No es necesario que llenes tu bolsa de basura con fajos de toallas de papel cuando limpies la cocina. Existe una solución mejor: los trapos. Los trapos y paños de cocina siempre han sido una alternativa ecológica a las toallas de papel gracias a su reutilización. Dicho esto, las toallas de papel aún pueden ser útiles para garantizar que las sartenes de hierro fundido no se oxiden cuando se guarden.
Las toallas de papel pueden ser compostables, dependiendo de si los servicios de compostaje locales las aceptan, si usó algún producto químico de limpieza y qué limpió con ellos. Sin embargo, el plástico en el que se envían y el proceso de fabricación son problemáticos. Según un estudio del MIT, en la producción de sólo dos toallas de papel se emitieron 15 gramos de CO2. Si usa dos toallas de papel en cada desastre pequeño, serán 15 gramos de CO2 por desastre.

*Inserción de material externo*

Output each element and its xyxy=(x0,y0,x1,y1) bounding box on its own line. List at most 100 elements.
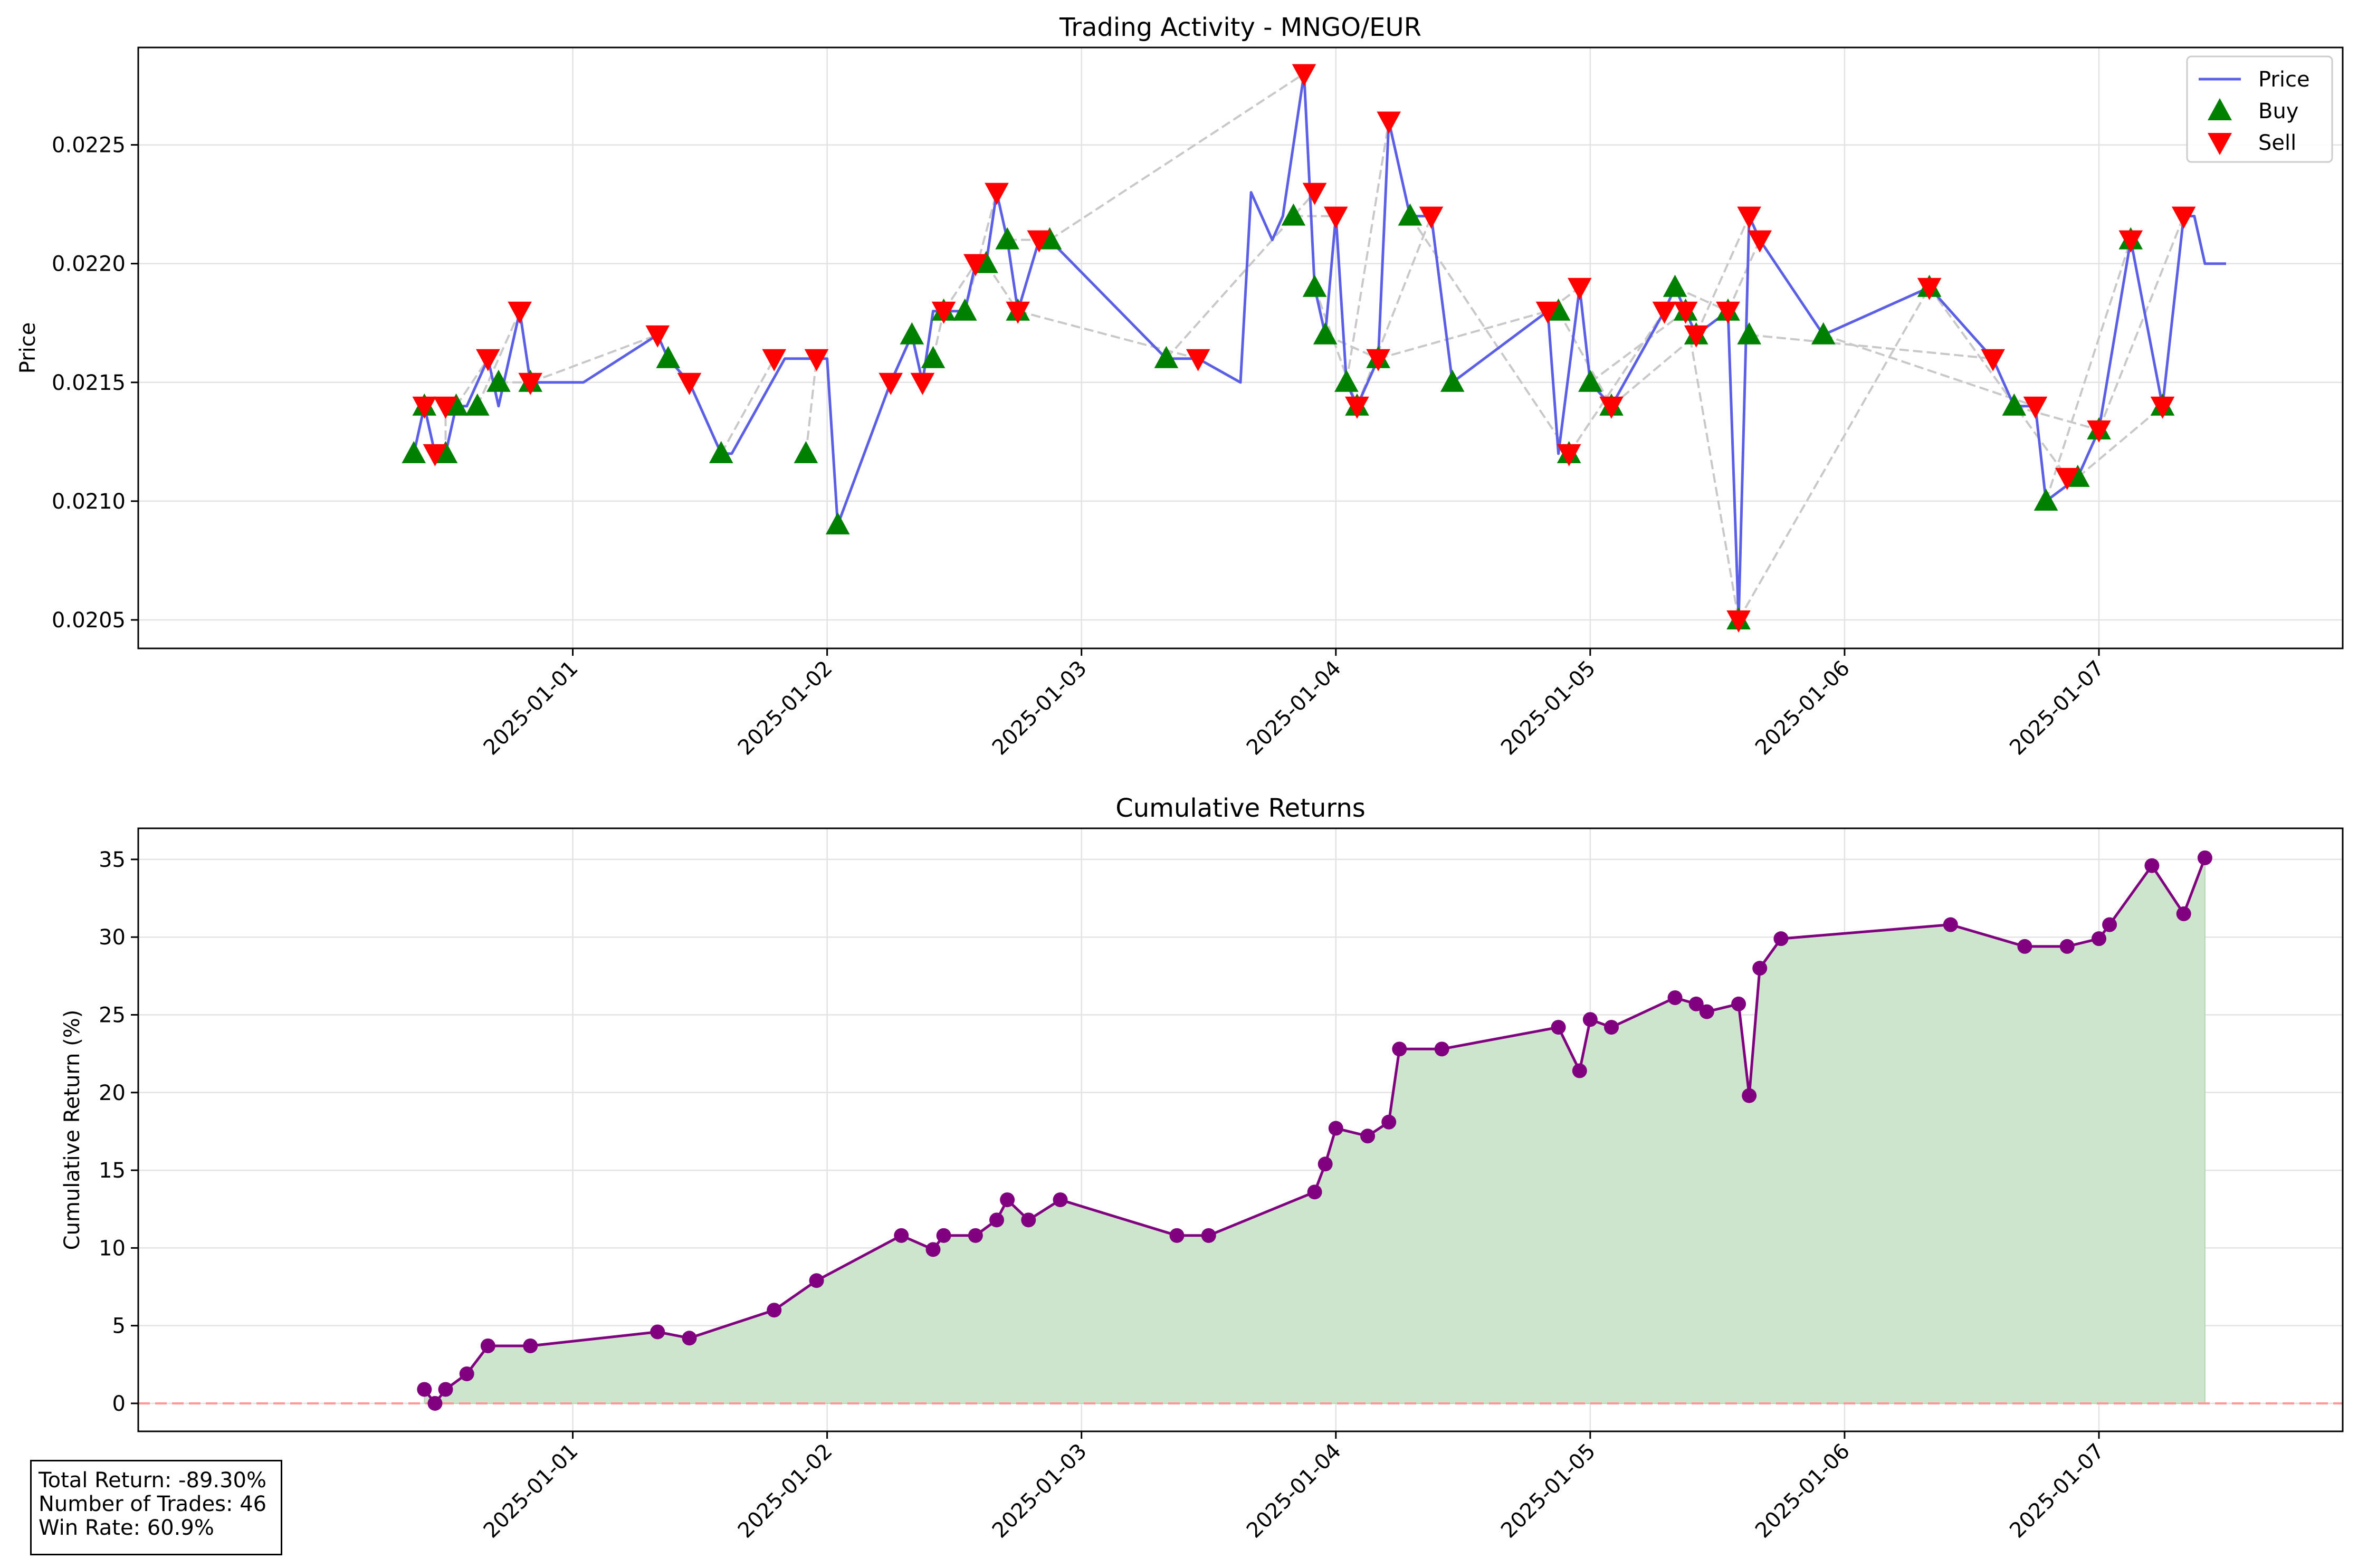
returns-line xyxy=(423,857,2207,1405)
sell-marker xyxy=(412,396,437,419)
sell-marker xyxy=(1366,349,1390,371)
sell-marker xyxy=(1419,206,1444,229)
return-point xyxy=(1699,1004,1714,1019)
return-point xyxy=(459,1366,474,1382)
return-point xyxy=(2197,850,2212,865)
return-point xyxy=(1021,1212,1036,1228)
legend-sell-swatch xyxy=(2208,133,2232,155)
return-point xyxy=(2102,917,2117,932)
sell-marker xyxy=(804,349,829,371)
sell-marker xyxy=(1737,206,1761,229)
sell-marker xyxy=(1557,444,1581,466)
x-tick-label: 2025-01-06 xyxy=(1751,1439,1855,1543)
sell-marker xyxy=(1748,230,1772,253)
return-point xyxy=(2092,931,2107,946)
buy-marker xyxy=(1578,369,1602,392)
return-point xyxy=(1943,917,1958,932)
sell-marker xyxy=(423,444,447,466)
sell-marker xyxy=(1006,301,1030,324)
sell-marker xyxy=(1567,278,1592,300)
return-point xyxy=(438,1382,453,1397)
sell-marker xyxy=(1302,183,1327,205)
buy-marker xyxy=(1737,322,1761,345)
return-point xyxy=(1572,1063,1587,1078)
sell-marker xyxy=(645,325,670,348)
y-tick-label: 30 xyxy=(99,925,126,950)
sell-marker xyxy=(1027,230,1052,253)
sell-marker xyxy=(677,372,702,395)
buy-marker xyxy=(465,393,490,416)
return-point xyxy=(480,1338,495,1353)
axes-frame xyxy=(137,827,2344,1432)
y-tick-label: 0.0210 xyxy=(52,490,126,514)
return-point xyxy=(417,1382,432,1397)
return-point xyxy=(925,1242,941,1257)
return-point xyxy=(1688,996,1704,1011)
sell-marker xyxy=(1377,111,1401,134)
return-point xyxy=(1307,1184,1322,1200)
sell-marker xyxy=(2023,396,2048,419)
return-point xyxy=(1667,990,1683,1006)
sell-marker xyxy=(476,349,500,371)
sell-marker xyxy=(1981,349,2005,371)
buy-marker xyxy=(1281,203,1306,226)
stats-box: Total Return: -89.30% Number of Trades: … xyxy=(30,1460,282,1555)
x-tick-label: 2025-01-03 xyxy=(988,656,1092,760)
sell-marker xyxy=(1726,610,1751,633)
x-tick-label: 2025-01-07 xyxy=(2005,656,2109,760)
return-point xyxy=(2059,939,2075,954)
sell-marker xyxy=(1684,325,1708,348)
sell-marker xyxy=(2118,230,2143,253)
y-tick-label: 0.0225 xyxy=(52,133,126,158)
num-trades-text: Number of Trades: 46 xyxy=(39,1492,267,1516)
y-tick-label: 15 xyxy=(99,1159,126,1183)
buy-marker xyxy=(794,441,818,463)
total-return-text: Total Return: -89.30% xyxy=(39,1468,267,1493)
return-point xyxy=(936,1228,951,1243)
return-point xyxy=(809,1273,824,1288)
buy-marker xyxy=(825,512,850,534)
sell-marker xyxy=(1535,301,1560,324)
legend-label-price: Price xyxy=(2258,68,2310,92)
return-point xyxy=(1773,931,1789,946)
win-rate-text: Win Rate: 60.9% xyxy=(39,1516,214,1540)
buy-marker xyxy=(995,227,1019,250)
return-point xyxy=(650,1324,665,1340)
y-tick-label: 0.0215 xyxy=(52,371,126,395)
legend-buy-swatch xyxy=(2208,98,2232,120)
trade-link-lines xyxy=(413,72,2185,620)
returns-area xyxy=(424,857,2206,1404)
x-tick-label: 2025-01-01 xyxy=(479,656,583,760)
legend-label-sell: Sell xyxy=(2258,131,2296,155)
sell-marker xyxy=(1599,396,1624,419)
y-tick-label: 35 xyxy=(99,848,126,872)
sell-marker xyxy=(879,372,903,395)
sell-marker xyxy=(1652,301,1677,324)
sell-marker xyxy=(1917,278,1942,300)
buy-marker xyxy=(1334,369,1359,392)
y-tick-label: 5 xyxy=(112,1314,126,1338)
return-point xyxy=(1360,1129,1376,1144)
sell-marker xyxy=(1323,206,1348,229)
y-tick-label: 10 xyxy=(99,1236,126,1260)
sell-marker xyxy=(1673,301,1698,324)
x-tick-label: 2025-01-02 xyxy=(733,656,837,760)
buy-marker xyxy=(1154,346,1179,368)
sell-marker xyxy=(1292,64,1316,87)
return-point xyxy=(1582,1012,1598,1027)
y-axis-label: Cumulative Return (%) xyxy=(60,1010,84,1250)
sell-marker xyxy=(2171,206,2196,229)
sell-marker xyxy=(518,372,543,395)
legend: Price Buy Sell xyxy=(2186,55,2333,163)
return-point xyxy=(2017,939,2032,954)
buy-marker xyxy=(1313,322,1338,345)
return-point xyxy=(1381,1114,1397,1130)
x-tick-label: 2025-01-04 xyxy=(1242,656,1346,760)
price-line xyxy=(412,72,2226,622)
buy-marker xyxy=(1440,369,1465,392)
return-point xyxy=(1434,1041,1449,1057)
y-tick-label: 0.0220 xyxy=(52,252,126,276)
buy-marker xyxy=(709,441,733,463)
sell-marker xyxy=(2087,420,2111,443)
return-point xyxy=(1328,1121,1343,1136)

Las toallas reutilizables también están hechas de fibra vegetal y el proceso de elaboración emite carbono, pero puedes reutilizarlas. A lo largo de la vida útil de un paño de cocina, el CO2 por vertido sigue disminuyendo. Sí, el lavado utiliza agua y energía, pero arrojar un paño de cocina con la ropa habitual con agua caliente mantiene el impacto mínimo. (Martha Stewart recomienda reemplazar el paño de cocina semanalmente). Si corta camisetas viejas para usarlas como trapos, no solo prolongará la vida útil del material vegetal procesado y reducirá las emisiones, sino que también ahorrará dinero. Una victoria poco común para el medio ambiente y el bolsillo.
Por qué teníamos toallas de papel en primer lugar
Usábamos toallas en la cocina mucho antes que las toallas de papel. En el siglo XIX, la gente cortaba sacos de harina o azúcar para usarlos en la cocina. No fue hasta principios de 1900 que Scott Paper Company tuvo una máquina que accidentalmente producía papel higiénico más grueso de lo normal, que vendía como “toallas sanitarias” para baños públicos. En las décadas de 1930 y 1940, las empresas que fabricaban toallas de papel encontraron una manera de comercializar sus productos entre las amas de casa y, desde entonces, han sido una necesidad. Las empresas necesitan crecer cada año para apaciguar a sus inversores, y las toallas de papel son de un solo uso, lo que significa que hay que comprar más constantemente. Los trapos de cocina o los propios trapos, en cambio, sólo se compran una vez.
Para ser justos, las lavadoras no eran tan eficientes cuando las toallas de papel se convirtieron en la norma. Desde 1973, las nuevas lavadoras se han vuelto un 70 % más eficientes, y las máquinas ENERGY STAR lo son aún más. Tirar un paño de cocina a la ropa tiene menos impacto que nunca. Ahora es el momento adecuado para seguir el ejemplo de los chefs profesionales, que confían en sus versátiles paños de cocina y reducen el uso de toallas desechables de un solo uso.